Page created on October 11, 2021. Not updated since.


For introduction, etiology, and pathology, see the corresponding pathology 2 topic. For see clinical features, diagnosis, and non-surgical treatment, see internal medicine final topic 63.

Indications for surgical treatment in acute pancreatitis

Surgery is playing a smaller and smaller role in the management of acute pancreatitis, as supportive and non-invasive therapy have improved and research has shown that these are superior to surgery in many cases. As such, acute pancreatitis is no longer a surgical disease but rather a disease of internal medicine, and surgery is only very rarely performed for this disease. Nevertheless, there remain a few indications for surgery in acute pancreatitis.

  • Infected necrotising pancreatitis (acute necrotic collection or walled-off necrosis)
  • Biliary pancreatitis
  • Abdominal compartment syndrome

Acute necrotic collection is an early complication of acute pancreatitis characterised by non-encapsulated necrotic material. Walled-off necrosis is a late (> 4 weeks) complication which is similar but encapsulated. Both may be sterile or infected.

Abdominal compartment syndrome is defined as intraabdominal hypertension (> 20 mmHg) and new-onset organ dysfunction. Severe pancreatitis may cause abdominal compartment syndrome due to tissue oedema.

Treatment of infected pancreatic necrosis

Infected pancreatic necrosis (infected acute necrotic collection or infected walled-off necrosis) is the main indication for surgery in acute pancreatitis, and requires treatment for drainage or removal, as well as antibiotics. Treatment usually follows a step-up approach, where percutaneous drainage with radiological guidance is the first line, with endoscopic transgastric necrosectomy being second line and surgical necrosectomy being third line.

Necrosectomy refers to removal of infected pancreatic necrosis. Surgical necrosectomy is usually performed in a minimal invasive (laparoscopic) manner with retroperitoneal access, necrosectomy, and drainage. Necrosectomy is never performed for sterile necrosis; for that, only conservative therapy is used.

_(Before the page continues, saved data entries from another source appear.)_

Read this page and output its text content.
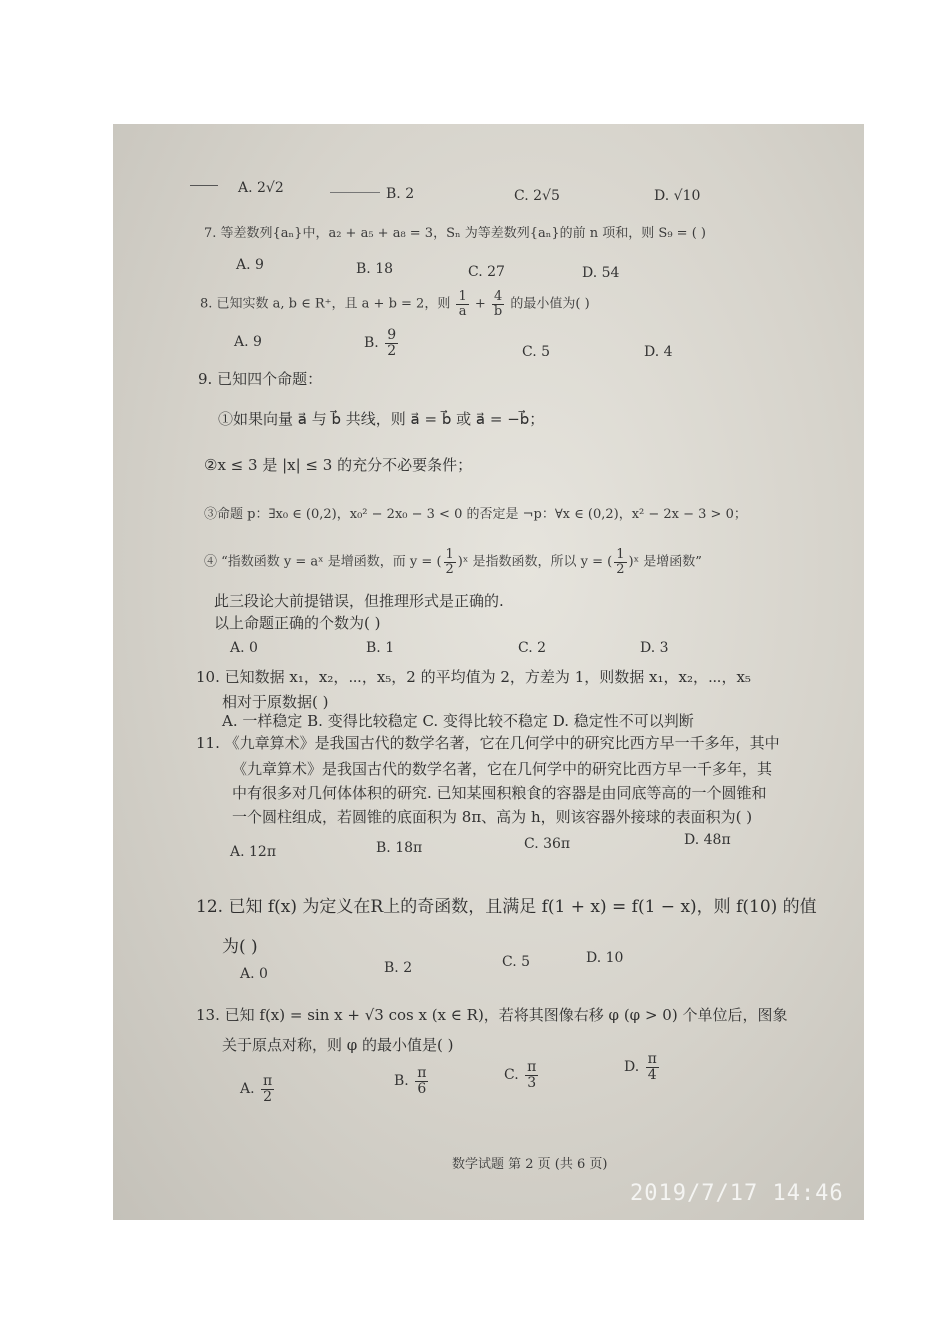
A. 2√2	B. 2	C. 2√5	D. √10
7. 等差数列{aₙ}中，a₂ + a₅ + a₈ = 3，Sₙ 为等差数列{aₙ}的前 n 项和，则 S₉ = ( )
A. 9	B. 18	C. 27	D. 54
8. 已知实数 a, b ∈ R⁺，且 a + b = 2，则 $\frac{1}{a} + \frac{4}{b}$ 的最小值为( )
A. 9	B. $\frac{9}{2}$	C. 5	D. 4
9. 已知四个命题：
①如果向量 a⃗ 与 b⃗ 共线，则 a⃗ = b⃗ 或 a⃗ = −b⃗；
②x ≤ 3 是 |x| ≤ 3 的充分不必要条件；
③命题 p：∃x₀ ∈ (0,2)，x₀² − 2x₀ − 3 < 0 的否定是 ¬p：∀x ∈ (0,2)，x² − 2x − 3 > 0；
④ “指数函数 y = aˣ 是增函数，而 y = ( $\frac{1}{2}$ )ˣ 是指数函数，所以 y = ( $\frac{1}{2}$ )ˣ 是增函数”
此三段论大前提错误，但推理形式是正确的.
以上命题正确的个数为( )
A. 0	B. 1	C. 2	D. 3
10. 已知数据 x₁，x₂，⋯，x₅，2 的平均值为 2，方差为 1，则数据 x₁，x₂，⋯，x₅
相对于原数据( )
A. 一样稳定 B. 变得比较稳定 C. 变得比较不稳定 D. 稳定性不可以判断
11. 《九章算术》是我国古代的数学名著，它在几何学中的研究比西方早一千多年，其中
《九章算术》是我国古代的数学名著，它在几何学中的研究比西方早一千多年，其
中有很多对几何体体积的研究. 已知某囤积粮食的容器是由同底等高的一个圆锥和
一个圆柱组成，若圆锥的底面积为 8π、高为 h，则该容器外接球的表面积为( )
A. 12π	B. 18π	C. 36π	D. 48π
12. 已知 f(x) 为定义在R上的奇函数，且满足 f(1 + x) = f(1 − x)，则 f(10) 的值
为( )
A. 0	B. 2	C. 5	D. 10
13. 已知 f(x) = sin x + √3 cos x (x ∈ R)，若将其图像右移 φ (φ > 0) 个单位后，图象
关于原点对称，则 φ 的最小值是( )
A. $\frac{\pi}{2}$	B. $\frac{\pi}{6}$	C. $\frac{\pi}{3}$	D. $\frac{\pi}{4}$
数学试题 第 2 页 (共 6 页)
2019/7/17 14:46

Treatment of biliary pancreatitis

If the pancreatitis is caused by gallstones and the patient has cholangitis, they should be treated with urgent ERCP and sphincterotomy. If the pancreatitis is caused by gallstones but there is no cholangitis, cholecystectomy should be performed after recovery of the acute illness.

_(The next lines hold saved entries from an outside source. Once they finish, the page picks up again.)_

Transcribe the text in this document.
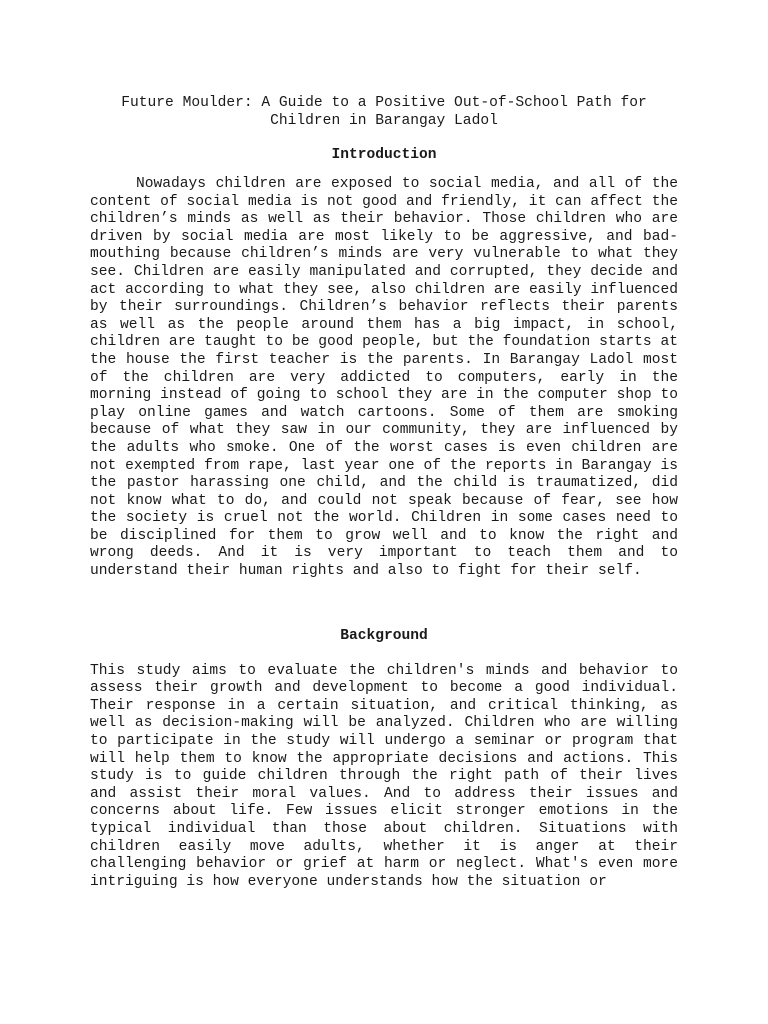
Future Moulder: A Guide to a Positive Out-of-School Path for
Children in Barangay Ladol
Introduction

Nowadays children are exposed to social media, and all of the content of social media is not good and friendly, it can affect the children’s minds as well as their behavior. Those children who are driven by social media are most likely to be aggressive, and bad-mouthing because children’s minds are very vulnerable to what they see. Children are easily manipulated and corrupted, they decide and act according to what they see, also children are easily influenced by their surroundings. Children’s behavior reflects their parents as well as the people around them has a big impact, in school, children are taught to be good people, but the foundation starts at the house the first teacher is the parents. In Barangay Ladol most of the children are very addicted to computers, early in the morning instead of going to school they are in the computer shop to play online games and watch cartoons. Some of them are smoking because of what they saw in our community, they are influenced by the adults who smoke. One of the worst cases is even children are not exempted from rape, last year one of the reports in Barangay is the pastor harassing one child, and the child is traumatized, did not know what to do, and could not speak because of fear, see how the society is cruel not the world. Children in some cases need to be disciplined for them to grow well and to know the right and wrong deeds. And it is very important to teach them and to understand their human rights and also to fight for their self.

Background

This study aims to evaluate the children's minds and behavior to assess their growth and development to become a good individual. Their response in a certain situation, and critical thinking, as well as decision-making will be analyzed. Children who are willing to participate in the study will undergo a seminar or program that will help them to know the appropriate decisions and actions. This study is to guide children through the right path of their lives and assist their moral values. And to address their issues and concerns about life. Few issues elicit stronger emotions in the typical individual than those about children. Situations with children easily move adults, whether it is anger at their challenging behavior or grief at harm or neglect. What's even more intriguing is how everyone understands how the situation or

In mild biliary pancreatitis, cholecystectomy is performed during the same admission, after the patient has stabilised. In severe biliary pancreatitis, early biliary surgery worsens the prognosis and so cholecystectomy is performed later as an elective procedure instead. Endoscopic sphincterotomy is an alternative for those unfit for surgery.

Treatment of abdominal compartment syndrome

Surgical decompression of the abdominal cavity is indicated for abdominal compartment syndrome. Decompression can be achieved with a midline incision (laparotomy) or percutaneously. The incision is then temporarily closed with a patch, negative pressure systems, or with a silo. This technique is called temporary abdominal closure and prevents fluid loss and prevents evisceration.

Abdominal compartment syndrome was not described in the lecture and is therefore probably not important.